Danish vocab: forlænget – extended 

Denmark opposes Russia athletes competing at Olympics under neutral flag

The Danish government said on Friday it opposed Russian athletes competing under a neutral flag at the 2024 Paris Olympics, which the International Olympic Committee is considering despite Moscow’s invasion of Ukraine.

Since the invasion in February 2022, Russians and Belarusians have been banned from most international sporting events.  Ukraine wants to keep it that way and ban Russian athletes from competing in the 2024 Summer Olympics.

But the IOC has said it is examining a “pathway” for Russians to take part in the summer Games, competing under a neutral flag.

“It is Denmark’s official position, and it is my position as a minister, that we must not waver in our relations with Russia,” Culture Minister Jakob Engel-Schmidt told Danish news agency Ritzau.

“Russia must be excluded from all international sport as long as their attack on Ukraine continues,” he added.

Spy or jihadist? Denmark probes jailed man’s case

Danish lawmakers decided on Friday to investigate the case of a man who says he spied for Denmark in Syria, but wound up jailed by Spain over alleged IS group ties.

Ahmed Samsam, 34, a Danish national, claims he was working for Denmark’s secret service PET and military intelligence service FE in Syria in 2013 and 2014, spying on foreign jihadist fighters.

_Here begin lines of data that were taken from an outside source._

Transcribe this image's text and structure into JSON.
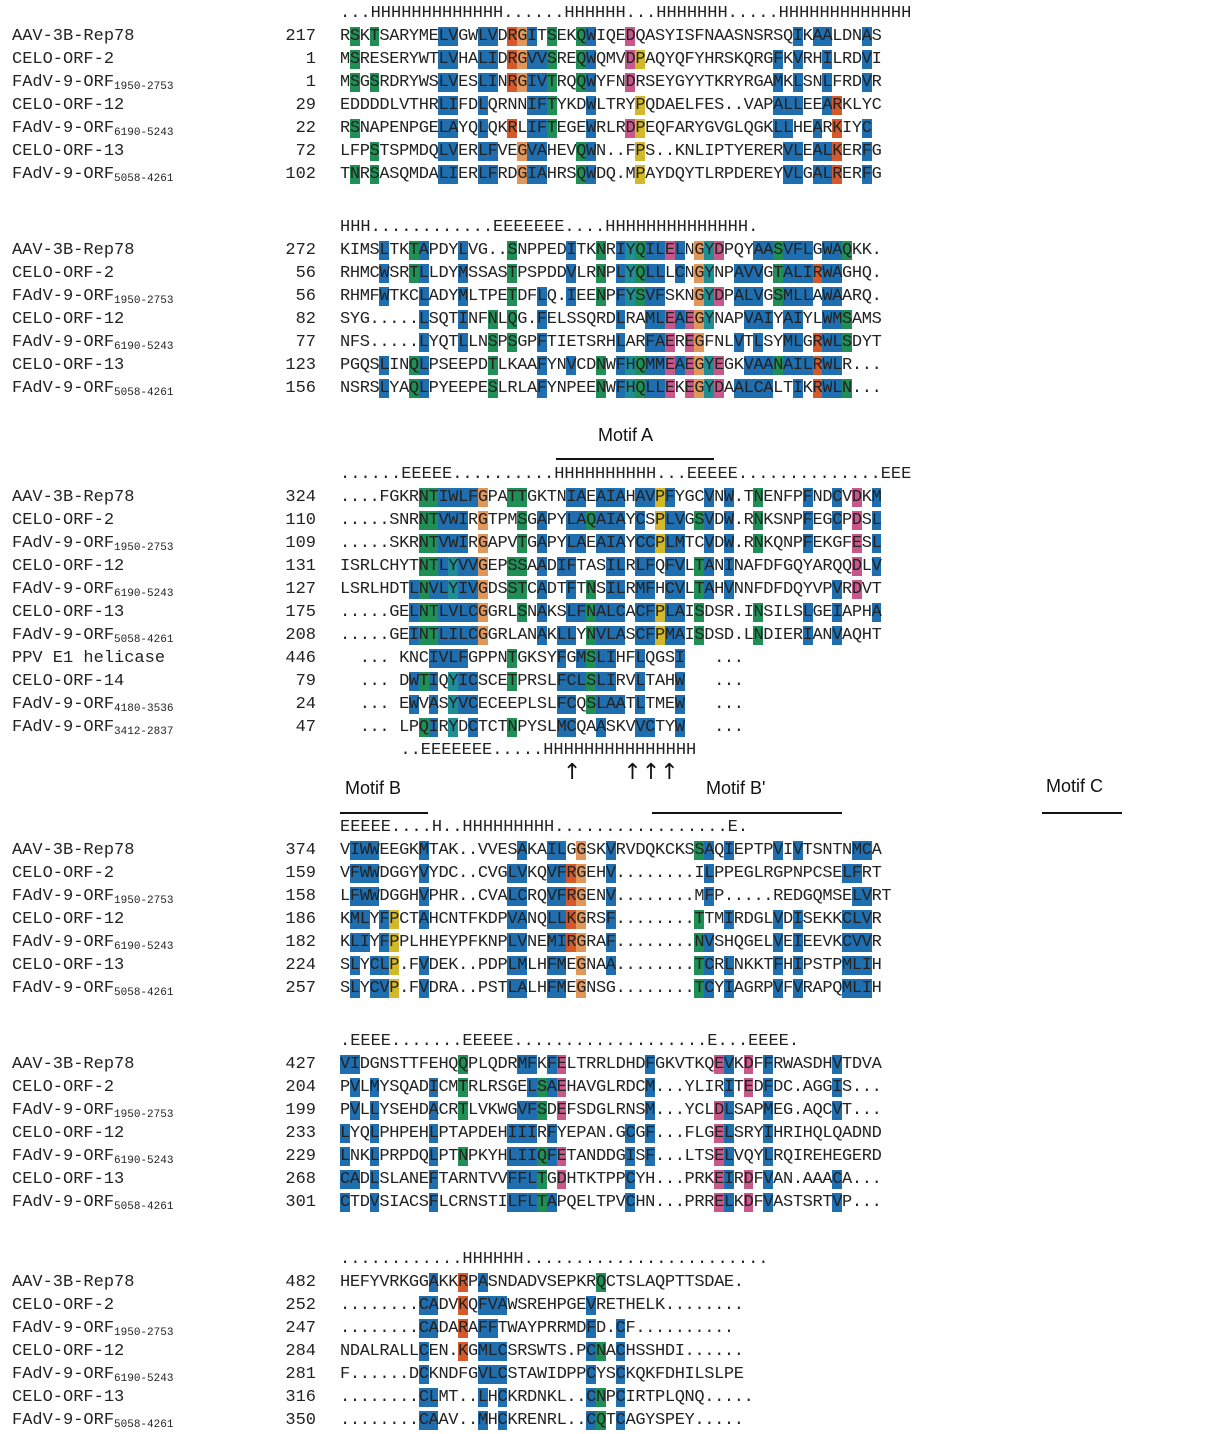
{
  "blocks": [
    {
      "ss": "...HHHHHHHHHHHHH......HHHHHH...HHHHHHH.....HHHHHHHHHHHHH",
      "rows": [
        {
          "name": "AAV-3B-Rep78",
          "sub": "",
          "num": "217",
          "seq": "RSKTSARYMELVGWLVDRGITSEKQWIQEDQASYISFNAASNSRSQIKAALDNAS"
        },
        {
          "name": "CELO-ORF-2",
          "sub": "",
          "num": "1",
          "seq": "MSRESERYWTLVHALIDRGVVSREQWQMVDPAQYQFYHRSKQRGFKVRHILRDVI"
        },
        {
          "name": "FAdV-9-ORF",
          "sub": "1950-2753",
          "num": "1",
          "seq": "MSGSRDRYWSLVESLINRGIVTRQQWYFNDRSEYGYYTKRYRGAMKLSNLFRDVR"
        },
        {
          "name": "CELO-ORF-12",
          "sub": "",
          "num": "29",
          "seq": "EDDDDLVTHRLIFDLQRNNIFTYKDWLTRYPQDAELFES..VAPALLEEARKLYC"
        },
        {
          "name": "FAdV-9-ORF",
          "sub": "6190-5243",
          "num": "22",
          "seq": "RSNAPENPGELAYQLQKRLIFTEGEWRLRDPEQFARYGVGLQGKLLHEARKIYC"
        },
        {
          "name": "CELO-ORF-13",
          "sub": "",
          "num": "72",
          "seq": "LFPSTSPMDQLVERLFVEGVAHEVQWN..FPS..KNLIPTYERERVLEALKERFG"
        },
        {
          "name": "FAdV-9-ORF",
          "sub": "5058-4261",
          "num": "102",
          "seq": "TNRSASQMDALIERLFRDGIAHRSQWDQ.MPAYDQYTLRPDEREYVLGALRERFG"
        }
      ]
    },
    {
      "ss": "HHH............EEEEEEE....HHHHHHHHHHHHHH.",
      "rows": [
        {
          "name": "AAV-3B-Rep78",
          "sub": "",
          "num": "272",
          "seq": "KIMSLTKTAPDYLVG..SNPPEDITKNRIYQILELNGYDPQYAASVFLGWAQKK."
        },
        {
          "name": "CELO-ORF-2",
          "sub": "",
          "num": "56",
          "seq": "RHMCWSRTLLDYMSSASTPSPDDVLRNPLYQLLLCNGYNPAVVGTALIRWAGHQ."
        },
        {
          "name": "FAdV-9-ORF",
          "sub": "1950-2753",
          "num": "56",
          "seq": "RHMFWTKCLADYMLTPETDFLQ.IEENPFYSVFSKNGYDPALVGSMLLAWAARQ."
        },
        {
          "name": "CELO-ORF-12",
          "sub": "",
          "num": "82",
          "seq": "SYG.....LSQTINFNLQG.FELSSQRDLRAMLEAEGYNAPVAIYAIYLWMSAMS"
        },
        {
          "name": "FAdV-9-ORF",
          "sub": "6190-5243",
          "num": "77",
          "seq": "NFS.....LYQTLLNSPSGPFTIETSRHLARFAEREGFNLVTLSYMLGRWLSDYT"
        },
        {
          "name": "CELO-ORF-13",
          "sub": "",
          "num": "123",
          "seq": "PGQSLINQLPSEEPDTLKAAFYNVCDNWFHQMMEAEGYEGKVAANAILRWLR..."
        },
        {
          "name": "FAdV-9-ORF",
          "sub": "5058-4261",
          "num": "156",
          "seq": "NSRSLYAQLPYEEPESLRLAFYNPEENWFHQLLEKEGYDAALCALTIKRWLN..."
        }
      ]
    },
    {
      "ss": "......EEEEE..........HHHHHHHHHH...EEEEE..............EEE",
      "ss2": "  ..EEEEEEE.....HHHHHHHHHHHHHHH",
      "rows": [
        {
          "name": "AAV-3B-Rep78",
          "sub": "",
          "num": "324",
          "seq": "....FGKRNTIWLFGPATTGKTNIAEAIAHAVPFYGCVNW.TNENFPFNDCVDKM"
        },
        {
          "name": "CELO-ORF-2",
          "sub": "",
          "num": "110",
          "seq": ".....SNRNTVWIRGTPMSGAPYLAQAIAYCSPLVGSVDW.RNKSNPFEGCPDSL"
        },
        {
          "name": "FAdV-9-ORF",
          "sub": "1950-2753",
          "num": "109",
          "seq": ".....SKRNTVWIRGAPVTGAPYLAEAIAYCCPLMTCVDW.RNKQNPFEKGFESL"
        },
        {
          "name": "CELO-ORF-12",
          "sub": "",
          "num": "131",
          "seq": "ISRLCHYTNTLYVVGEPSSAADIFTASILRLFQFVLTANINAFDFGQYARQQDLV"
        },
        {
          "name": "FAdV-9-ORF",
          "sub": "6190-5243",
          "num": "127",
          "seq": "LSRLHDTLNVLYIVGDSSTCADTFTNSILRMFHCVLTAHVNNFDFDQYVPVRDVT"
        },
        {
          "name": "CELO-ORF-13",
          "sub": "",
          "num": "175",
          "seq": ".....GELNTLVLCGGRLSNAKSLFNALCACFPLAISDSR.INSILSLGEIAPHA"
        },
        {
          "name": "FAdV-9-ORF",
          "sub": "5058-4261",
          "num": "208",
          "seq": ".....GEINTLILCGGRLANAKLLYNVLASCFPMAISDSD.LNDIERIANVAQHT"
        },
        {
          "name": "PPV E1 helicase",
          "sub": "",
          "num": "446",
          "seq": "  ... KNCIVLFGPPNTGKSYFGMSLIHFLQGSI   ..."
        },
        {
          "name": "CELO-ORF-14",
          "sub": "",
          "num": "79",
          "seq": "  ... DWTIQYICSCETPRSLFCLSLIRVLTAHW   ..."
        },
        {
          "name": "FAdV-9-ORF",
          "sub": "4180-3536",
          "num": "24",
          "seq": "  ... EWVASYVCECEEPLSLFCQSLAATLTMEW   ..."
        },
        {
          "name": "FAdV-9-ORF",
          "sub": "3412-2837",
          "num": "47",
          "seq": "  ... LPQIRYDCTCTNPYSLMCQAASKVVCTYW   ..."
        }
      ],
      "arrows": "↑      ↑↑↑"
    },
    {
      "ss": "EEEEE....H..HHHHHHHHH.................E.",
      "rows": [
        {
          "name": "AAV-3B-Rep78",
          "sub": "",
          "num": "374",
          "seq": "VIWWEEGKMTAK..VVESAKAILGGSKVRVDQKCKSSAQIEPTPVIVTSNTNMCA"
        },
        {
          "name": "CELO-ORF-2",
          "sub": "",
          "num": "159",
          "seq": "VFWWDGGYVYDC..CVGLVKQVFRGEHV........ILPPEGLRGPNPCSELFRT"
        },
        {
          "name": "FAdV-9-ORF",
          "sub": "1950-2753",
          "num": "158",
          "seq": "LFWWDGGHVPHR..CVALCRQVFRGENV........MFP.....REDGQMSELVRT"
        },
        {
          "name": "CELO-ORF-12",
          "sub": "",
          "num": "186",
          "seq": "KMLYFPCTAHCNTFKDPVANQLLKGRSF........TTMIRDGLVDISEKKCLVR"
        },
        {
          "name": "FAdV-9-ORF",
          "sub": "6190-5243",
          "num": "182",
          "seq": "KLIYFPPLHHEYPFKNPLVNEMIRGRAF........NVSHQGELVEIEEVKCVVR"
        },
        {
          "name": "CELO-ORF-13",
          "sub": "",
          "num": "224",
          "seq": "SLYCLP.FVDEK..PDPLMLHFMEGNAA........TCRLNKKTFHIPSTPMLIH"
        },
        {
          "name": "FAdV-9-ORF",
          "sub": "5058-4261",
          "num": "257",
          "seq": "SLYCVP.FVDRA..PSTLALHFMEGNSG........TCYIAGRPVFVRAPQMLIH"
        }
      ]
    },
    {
      "ss": ".EEEE.......EEEEE...................E...EEEE.",
      "rows": [
        {
          "name": "AAV-3B-Rep78",
          "sub": "",
          "num": "427",
          "seq": "VIDGNSTTFEHQQPLQDRMFKFELTRRLDHDFGKVTKQEVKDFFRWASDHVTDVA"
        },
        {
          "name": "CELO-ORF-2",
          "sub": "",
          "num": "204",
          "seq": "PVLMYSQADICMTRLRSGELSAEHAVGLRDCM...YLIRITEDFDC.AGGIS..."
        },
        {
          "name": "FAdV-9-ORF",
          "sub": "1950-2753",
          "num": "199",
          "seq": "PVLLYSEHDACRTLVKWGVFSDEFSDGLRNSM...YCLDLSAPMEG.AQCVT..."
        },
        {
          "name": "CELO-ORF-12",
          "sub": "",
          "num": "233",
          "seq": "LYQLPHPEHLPTAPDEHIIIRFYEPAN.GCGF...FLGELSRYIHRIHQLQADND"
        },
        {
          "name": "FAdV-9-ORF",
          "sub": "6190-5243",
          "num": "229",
          "seq": "LNKLPRPDQLPTNPKYHLIIQFETANDDGISF...LTSELVQYLRQIREHEGERD"
        },
        {
          "name": "CELO-ORF-13",
          "sub": "",
          "num": "268",
          "seq": "CADLSLANEFTARNTVVFFLTGDHTKTPPCYH...PRKEIRDFVAN.AAACA..."
        },
        {
          "name": "FAdV-9-ORF",
          "sub": "5058-4261",
          "num": "301",
          "seq": "CTDVSIACSFLCRNSTILFLTAPQELTPVCHN...PRRELKDFVASTSRTVP..."
        }
      ]
    },
    {
      "ss": "............HHHHHH........................",
      "rows": [
        {
          "name": "AAV-3B-Rep78",
          "sub": "",
          "num": "482",
          "seq": "HEFYVRKGGAKKRPASNDADVSEPKRQCTSLAQPTTSDAE."
        },
        {
          "name": "CELO-ORF-2",
          "sub": "",
          "num": "252",
          "seq": "........CADVKQFVAWSREHPGEVRETHELK........"
        },
        {
          "name": "FAdV-9-ORF",
          "sub": "1950-2753",
          "num": "247",
          "seq": "........CADARAFFTWAYPRRMDFD.CF.........."
        },
        {
          "name": "CELO-ORF-12",
          "sub": "",
          "num": "284",
          "seq": "NDALRALLCEN.KGMLCSRSWTS.PCNACHSSHDI......"
        },
        {
          "name": "FAdV-9-ORF",
          "sub": "6190-5243",
          "num": "281",
          "seq": "F......DCKNDFGVLCSTAWIDPPCYSCKQKFDHILSLPE"
        },
        {
          "name": "CELO-ORF-13",
          "sub": "",
          "num": "316",
          "seq": "........CLMT..LHCKRDNKL..CNPCIRTPLQNQ....."
        },
        {
          "name": "FAdV-9-ORF",
          "sub": "5058-4261",
          "num": "350",
          "seq": "........CAAV..MHCKRENRL..CQTCAGYSPEY....."
        }
      ]
    }
  ],
  "motifs": {
    "a": "Motif A",
    "b": "Motif B",
    "bprime": "Motif B'",
    "c": "Motif C"
  },
  "colors": {
    "blue": "#1f6fb0",
    "orange": "#e1965a",
    "green": "#1f8f55",
    "yellow": "#d4b82c",
    "pink": "#c8588a",
    "teal": "#1f8f95"
  }
}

But he says they left him high and dry after he was arrested while on a trip to Spain in 2017, accused of himself supporting the Islamic State (IS) group.

Convicted and serving his sentence in Denmark since 2020, he has filed a lawsuit against the two intelligence services to force them to acknowledge his role with them. The case is due to be heard in August.

The new left-right government in power since December has rejected calls for an inquiry. But all of the other parties in parliament agreed on Friday to back a probe by the assembly’s Investigative Committee.